“色”はデザインやビジュアルストーリーテリングに置ける基本的な要素であり、画面で目に見える以上の内容を伝えるものです。私たちは色を物体を説明するのに使ったり、感情を表現したり、観客の反応を引き起こさせるために使ったりします。ビデオ制作のポストプロダクション過程では、カラーグレーディングまたは色補正をして色を完璧なものにします。かつては色のプロフェッショナルの仕事だったものが、今ではカラーグレーディングや色補正のツールは、今日ではほとんどの動画編集プログラムに付属され、誰もが利用できます。よく色補正とカラーグレーディングは同じものと思われたり同じように使われたりしますが、実際にはまったく別のものです。ここではそれぞれについて説明していきます

色補正

色補正とは、ビデオフッテージのクリップを複数のショットの中で周囲の色温度に合うように補正する工程を指します。色のバランスを合わせることで、白い色は白く、黒い色は黒く見えるようにし、他の色はその間で偏りなく発色するようにすることです。

色補正の目的は、ビデオ映像を人間の目から見たような色合いにすることです。人間の目では、暖かい光でも冷たい光の下でも、白い物は常に白く見えます。しかし、カメラを適切なホワイトバランスに設定していない場合、青みがかった白か、黄色がかった白、または実際の白のいずれかが表れます。

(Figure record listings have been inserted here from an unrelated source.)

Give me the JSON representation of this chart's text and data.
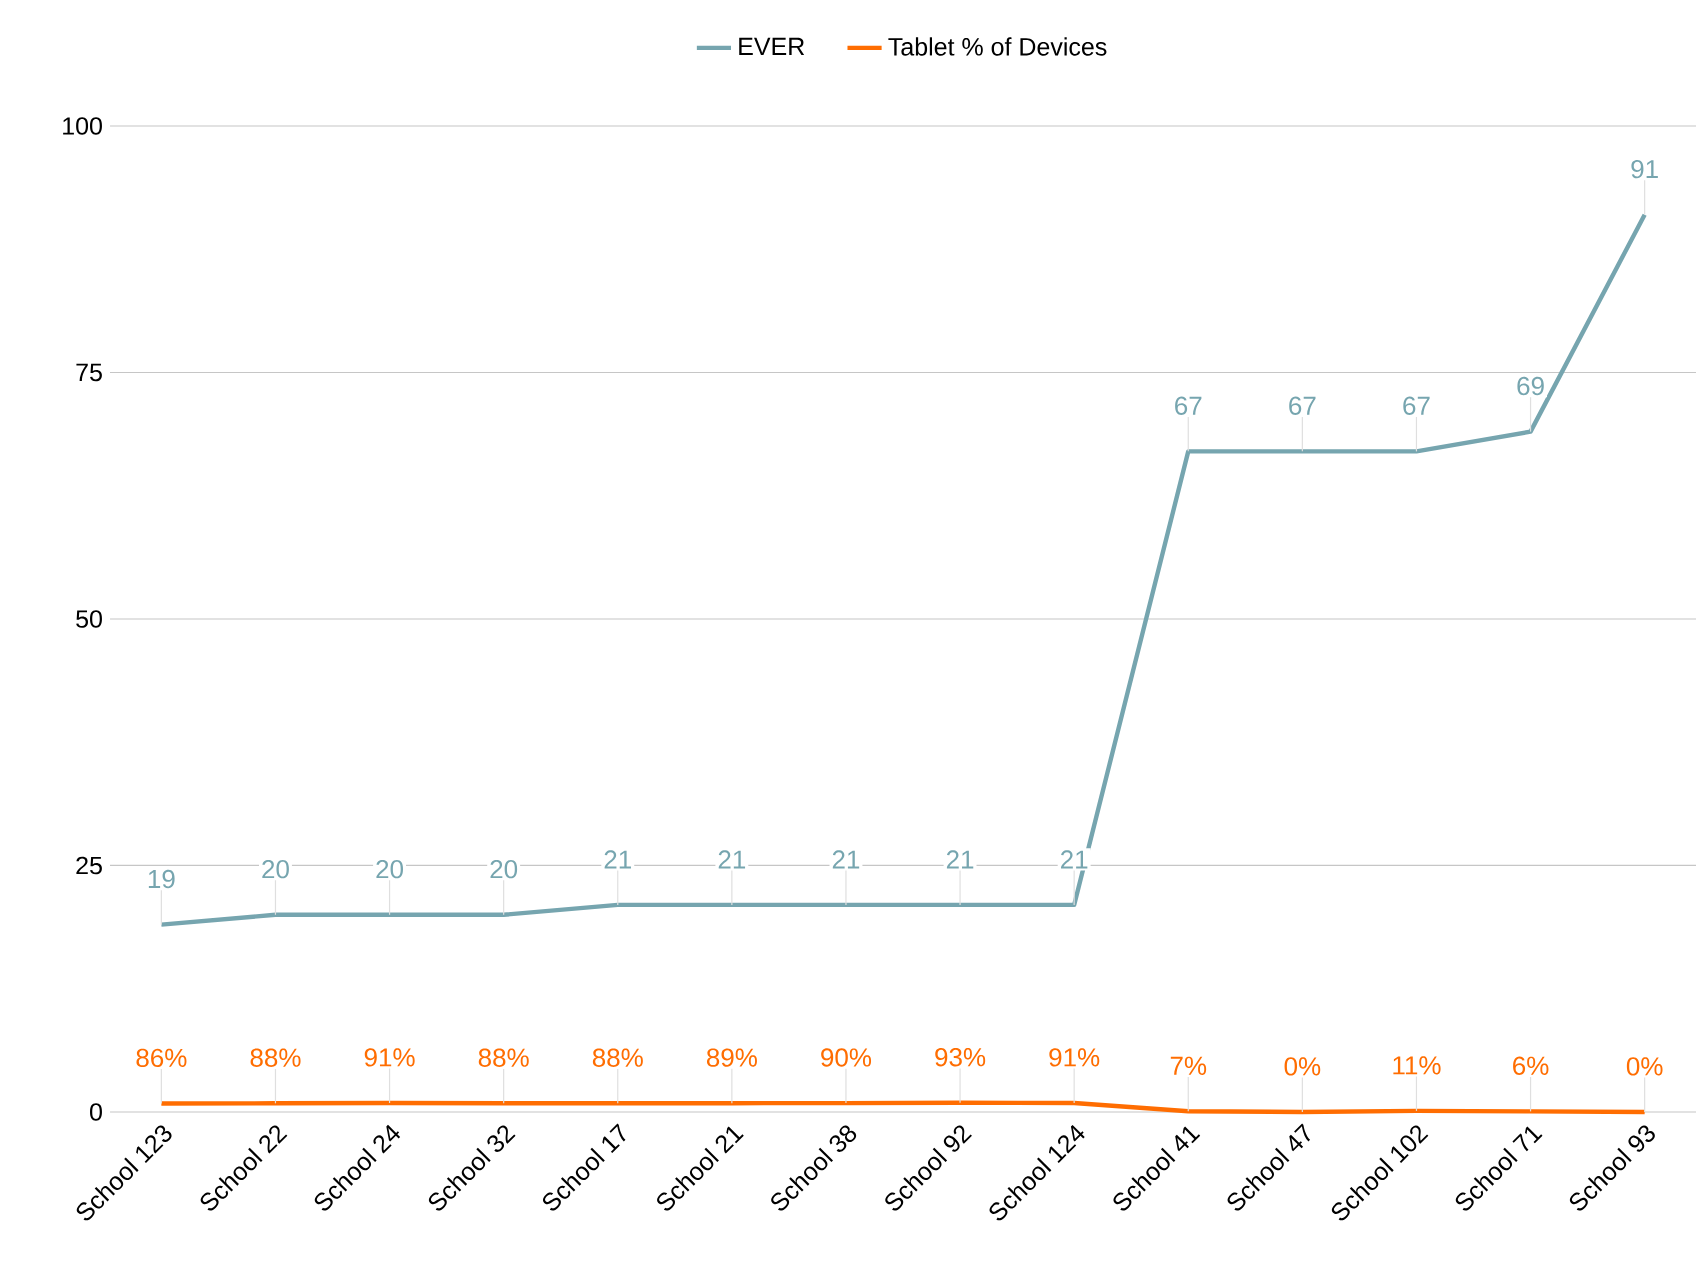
{
  "chart_data": {
    "type": "line",
    "categories": [
      "School 123",
      "School 22",
      "School 24",
      "School 32",
      "School 17",
      "School 21",
      "School 38",
      "School 92",
      "School 124",
      "School 41",
      "School 47",
      "School 102",
      "School 71",
      "School 93"
    ],
    "series": [
      {
        "name": "EVER",
        "color": "#76a5af",
        "values": [
          19,
          20,
          20,
          20,
          21,
          21,
          21,
          21,
          21,
          67,
          67,
          67,
          69,
          91
        ],
        "value_labels": [
          "19",
          "20",
          "20",
          "20",
          "21",
          "21",
          "21",
          "21",
          "21",
          "67",
          "67",
          "67",
          "69",
          "91"
        ]
      },
      {
        "name": "Tablet % of Devices",
        "color": "#ff6d01",
        "values": [
          0.86,
          0.88,
          0.91,
          0.88,
          0.88,
          0.89,
          0.9,
          0.93,
          0.91,
          0.07,
          0,
          0.11,
          0.06,
          0
        ],
        "value_labels": [
          "86%",
          "88%",
          "91%",
          "88%",
          "88%",
          "89%",
          "90%",
          "93%",
          "91%",
          "7%",
          "0%",
          "11%",
          "6%",
          "0%"
        ]
      }
    ],
    "ylim": [
      0,
      100
    ],
    "yticks": [
      0,
      25,
      50,
      75,
      100
    ],
    "grid": "y",
    "legend": "top",
    "marker": "none",
    "line_style": "solid"
  }
}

また、一日かけて屋外で撮影する場合、太陽の光や位置が変わることで、撮影した映像の色が刻々と変わってしまうでしょう。そこで色補正が必要になります。全てのショットが継ぎ接ぎのようにならず、同じ時に撮影されたように見えるからです。色補正は、マスクやマットと同様に一次および二次ツールとして利用できます

色補正は、多くのハリウッド大作映画で使用されています。トランスフォーマーやブラックホーク·ダウンのようなアクション映画からザ・リングやソウのようなホラー映画まで、人の視覚に近い自然な映像にするために使用されています。ハリウッドで使用されている多数の色補正プロファイルの例をこちらからご覧いただけます。

一次および二次色補正

一次補正は、画像全体に適用されます。赤、青、緑、ガンマ(中間トーン)影(ブラック)とハイライト(白)の強さを調整するのです。ひとつの色の強さを変更するだけで、イメージの外観がかなり変わります。.

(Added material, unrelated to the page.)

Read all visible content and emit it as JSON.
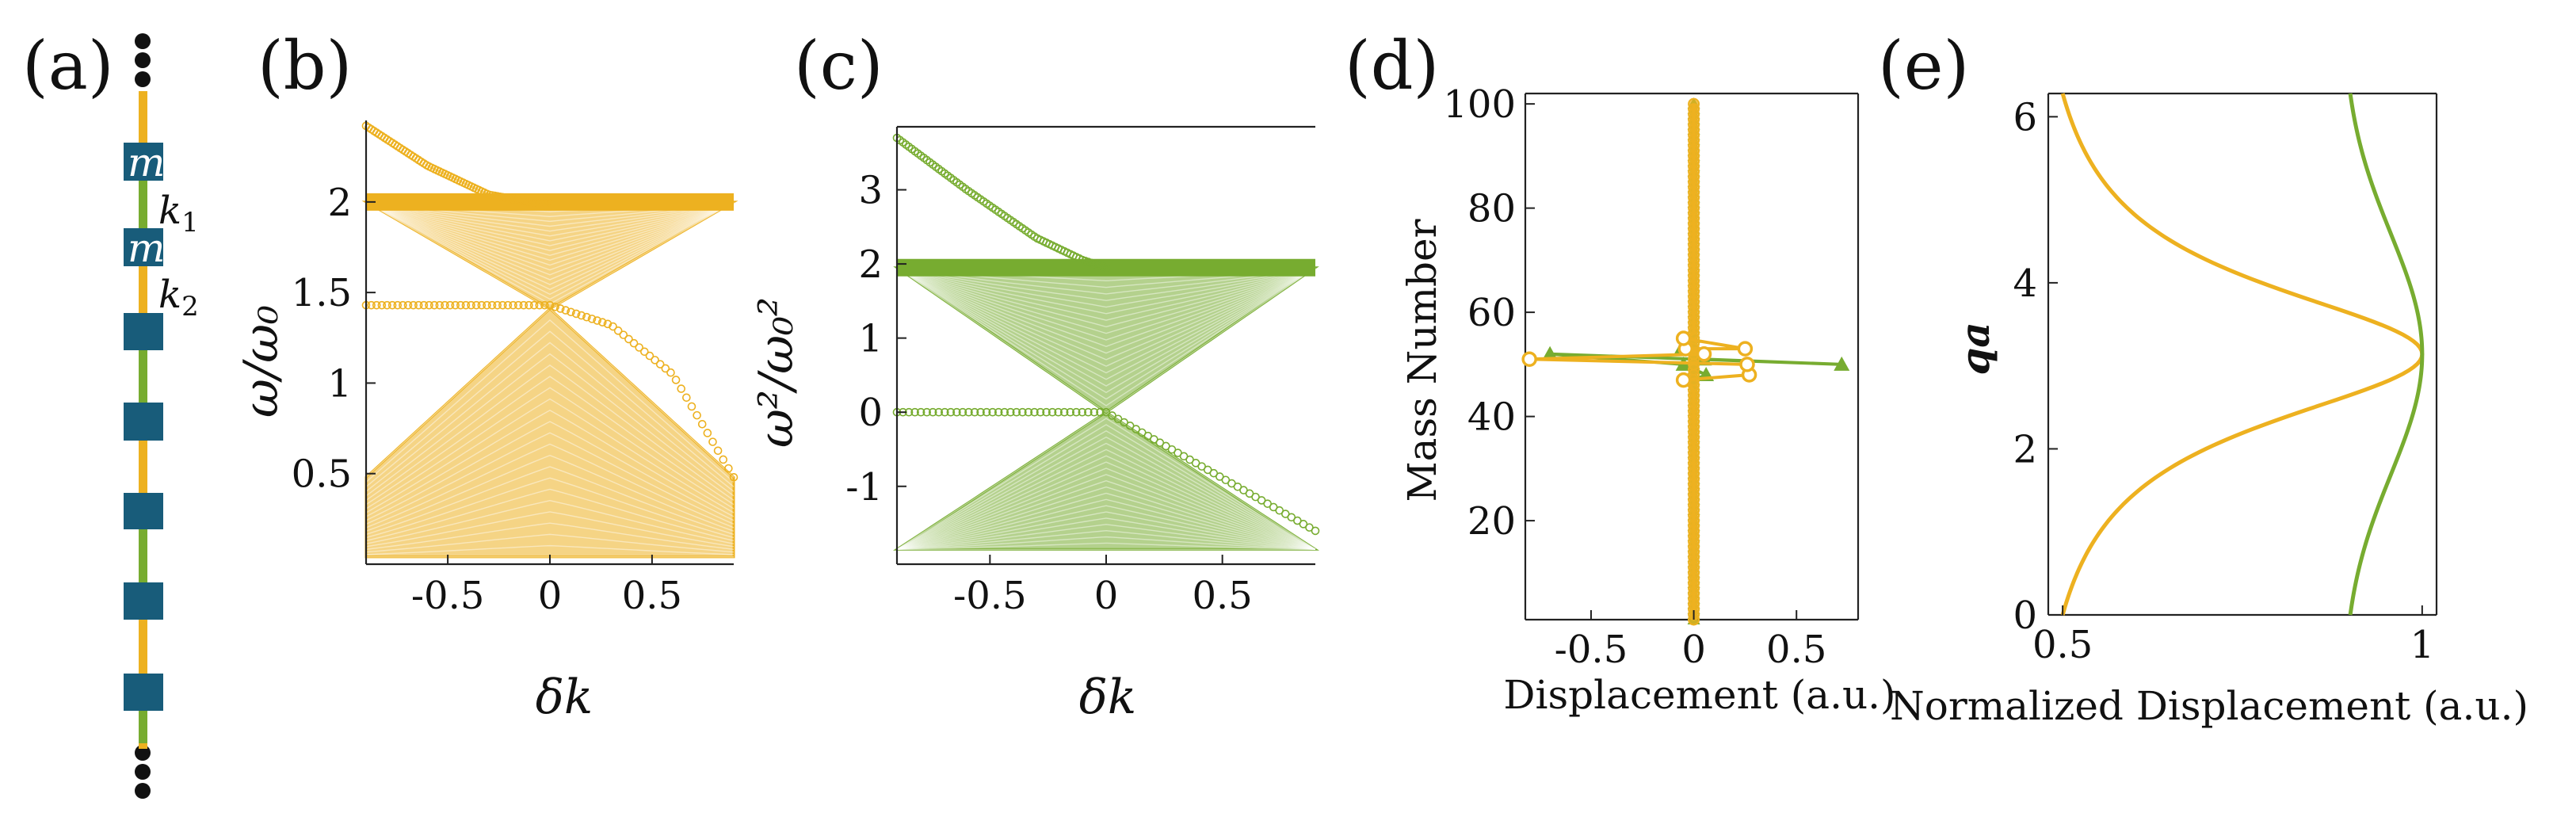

二次補正は、クロマキー合成と同じ考えに基づいています。彩度、輝度、色相をイエロー、マゼンタ、シアン、青、緑、赤に限って変更するのです。スペクトル内の他の色はほとんど影響を受けません。

マスクとマット

一次および二次補正の他に、マットやマスクなどの幾何学的形状を使用して、画像の特定領域のみの色調整をすることができます。これは、特定の部分の色を変更したり、または特定の部分を除いた全ての部分の色を変更することが可能であるということです。

カラーグレーディング

カラーグレーディングは、色補正からさらに一歩進んだ調整をします。美的目的と伝達目的のために画像に手を加えるのです。ビデオが一応完成したら、次に色を操作して新しいビジュアルトーンを作成し、物語を更に印象深いものに加工していきます。

全てのビデオは、加法混色システムを使用しています。光の三原色である赤、青、緑を用い、その他の色はこれら三原色の組み合わせを利用して作成されます。混合の割合は等しい必要はありません。カラーグレーディングは、これら三色の閾値と適用の範囲を操作して行います。

ビデオに午後の太陽のイメージを与えたいのであれば、赤色スペクトル側に色を少し寄せることで調整できます。また、クールな雰囲気を与えたい場合は、青色スペクトル側へ色を寄せます。

特定の気分を強調したり、ストーリーをより明確に伝えるために、撮影監督はカラーグレーディングを使用します。テレビでいうカラーグレーディングの例としては、ヒストリーチャンネルのトップギア、映画ではバイオハザードIV アフターライフやマトリックスが挙げられます。こちらからハリウッドで使用されているカラーグレーディングプロファイルをご覧いただけます。

実費優先主義

今日、色補正やカラーグレーディングツールが映像編集ソフトウェア上で利用できると、すぐにその虜になってしまいます。特にカラーグレーディングは便利です。優れたカラーグレードというのは単に見栄えを良くするのではなく、動画の主題、テーマなどに動機付けされて行うものなのです。中でもカラーグレードを決めるのに最も重要なのは物語自体です。シンプルな色使いであることを恐れてはいけません。